40 patients évacués en 48h

Pendant la nuit de lundi à mardi, la cellule de Régulation inter zonale (RIZ), composée de 3 médecins urgentistes et 3 assistants de régulation médicale, a ainsi géré l’arrivée de 20 urgences absolues et 30 urgences relatives. À 7h du matin, alors que les derniers patients sont acheminés vers l’aéroport, le Dr Mathis Rateau, 31 ans, urgentiste pédiatre et chef de la RIZ, a l’impression “de s’être fait rouler dessus”. Pour donner un ordre d’idée, “en proportion, sur 8 heures, on a reçu à peu près 6 fois plus de cas graves qu’aux urgences de l’hôpital Necker à Paris un jour normal”. À l’inverse, pendant la nuit, Vanessa et sa camarade, étudiantes infirmières de Martinique, 31 et 21 ans, se disaient “déçues”, jugeant “que les patients arrivaient trop lentement, pas comme elles se l’étaient imaginé…”

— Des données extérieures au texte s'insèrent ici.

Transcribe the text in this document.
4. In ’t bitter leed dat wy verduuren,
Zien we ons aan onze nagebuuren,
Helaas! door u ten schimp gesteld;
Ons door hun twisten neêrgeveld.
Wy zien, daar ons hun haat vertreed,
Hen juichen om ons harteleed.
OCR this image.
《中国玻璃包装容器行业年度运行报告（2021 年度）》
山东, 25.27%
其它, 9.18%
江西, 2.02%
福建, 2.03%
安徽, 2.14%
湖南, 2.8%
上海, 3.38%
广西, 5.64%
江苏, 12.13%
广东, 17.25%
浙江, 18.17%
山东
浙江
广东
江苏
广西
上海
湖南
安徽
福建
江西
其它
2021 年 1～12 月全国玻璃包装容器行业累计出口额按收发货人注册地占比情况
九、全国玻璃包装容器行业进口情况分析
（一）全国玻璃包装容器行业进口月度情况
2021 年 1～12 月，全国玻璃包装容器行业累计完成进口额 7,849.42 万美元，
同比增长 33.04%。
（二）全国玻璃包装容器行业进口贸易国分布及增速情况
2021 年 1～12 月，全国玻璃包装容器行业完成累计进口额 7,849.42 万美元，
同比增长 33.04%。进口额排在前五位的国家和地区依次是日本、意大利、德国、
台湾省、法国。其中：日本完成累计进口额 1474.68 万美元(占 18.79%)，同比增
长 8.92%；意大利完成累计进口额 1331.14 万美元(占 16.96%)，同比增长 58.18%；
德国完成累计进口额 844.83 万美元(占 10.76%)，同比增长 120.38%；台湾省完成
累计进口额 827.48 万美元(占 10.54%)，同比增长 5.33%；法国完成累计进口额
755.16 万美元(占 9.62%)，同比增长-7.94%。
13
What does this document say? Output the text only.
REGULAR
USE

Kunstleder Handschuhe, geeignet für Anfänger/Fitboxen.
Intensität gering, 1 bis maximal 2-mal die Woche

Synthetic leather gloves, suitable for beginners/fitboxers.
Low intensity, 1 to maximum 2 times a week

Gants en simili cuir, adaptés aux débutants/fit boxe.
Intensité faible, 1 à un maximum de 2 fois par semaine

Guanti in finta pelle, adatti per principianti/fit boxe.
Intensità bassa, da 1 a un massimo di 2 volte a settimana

« Précisément, sourit le Pr Carli, ça fait partie de l’enseignement de l’exercice : apprendre à gérer l’attente, l’excitation et le repos ».

Avec 3 à 4 évacuations par semaine depuis la Guyane vers la Martinique ou la Guadeloupe, les évacuations sanitaires et la gestion des répartitions font partie de la routine des ARS locales, explique Fabien Laleu, directeur adjoint de l’ARS Martinique, mais un tel exercice avec plus de 40 évacuations sanitaires sur 48h, “ça n’avait jamais été réalisé, et ça donne un idée concrète de la faisabilité des choses, de nos capacités à travailler ensemble et à communiquer”. Au débriefing, de retour à l’aéroport Aimé Césaire, le Pr Carli complète, en s’adressant à l’ensemble des personnels et services de l’exercice MORPHO, “tout ce qui vous a surpris aujourd’hui, c’est du capital pour demain”.